The harp is the official emblem of Ireland and is a symbol of Irish identity & pride.
irish Harp Pendant Symbol of Ireland
In Ireland, it is seen everywhere on official government documents, presidential seals, passports and currency, even beloved by well known Irish companies' logos such as Guinness and Ryanair.
We are proud to be the only country in the world to have a musical instrument as our national symbol.

The Gaelic harp was a revered instrument, and the bards who played it were celebrated and given pride of place, and the very best of hospitality in ancient Irish society. In a society that prized music and the spoken word, the musician was second only to the poet in stature.

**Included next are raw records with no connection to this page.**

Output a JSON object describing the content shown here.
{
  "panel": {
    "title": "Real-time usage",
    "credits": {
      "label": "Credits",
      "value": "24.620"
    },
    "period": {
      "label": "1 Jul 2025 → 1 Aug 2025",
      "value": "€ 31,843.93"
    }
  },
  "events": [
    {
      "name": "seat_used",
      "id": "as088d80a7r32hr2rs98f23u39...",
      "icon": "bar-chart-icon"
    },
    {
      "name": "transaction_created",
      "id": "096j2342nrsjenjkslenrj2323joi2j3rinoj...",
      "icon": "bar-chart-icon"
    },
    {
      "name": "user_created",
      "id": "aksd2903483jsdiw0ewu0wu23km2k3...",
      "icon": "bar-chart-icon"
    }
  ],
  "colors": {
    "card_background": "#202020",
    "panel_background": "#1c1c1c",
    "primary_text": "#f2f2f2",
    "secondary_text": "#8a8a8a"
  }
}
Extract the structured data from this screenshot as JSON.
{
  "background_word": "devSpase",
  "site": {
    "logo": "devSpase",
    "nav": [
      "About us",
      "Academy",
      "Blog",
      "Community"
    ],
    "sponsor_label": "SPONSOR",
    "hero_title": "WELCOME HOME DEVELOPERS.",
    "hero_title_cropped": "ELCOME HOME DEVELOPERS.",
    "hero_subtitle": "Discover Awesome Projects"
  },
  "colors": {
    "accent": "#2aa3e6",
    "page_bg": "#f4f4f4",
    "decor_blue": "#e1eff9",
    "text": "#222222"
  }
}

With the breakdown of the old Gaelic society and culture heralded by the Flight of the Earls in 1607, the status of the bard and his harp began to decline. Irish culture being largely an oral culture, meant that no written records of music were kept. Folk music legend Edward Bunting was its saviour, when in 1792 he held a traditional hero festival, and notated and saved many ancient traditional folk tunes and recorded styles and terminology. In the 19th century, with revolution in the air and a re-awakening in interest in Irish culture, the harp became a symbol of Irish pride and resistance, so much so that the instrument was banned for a time.

The oldest surviving harp from this period is the 15th century Brian Boru harp, (or the O'Neill Harp), which is on display in the Long Room of Trinity College in Dublin.It is a distinctly Irish design, smaller than most harps and with a unique sound, which is due to the large resonating chamber, carved from a single willow log.
The official harp symbol you see on currency and government documents is based on this harp.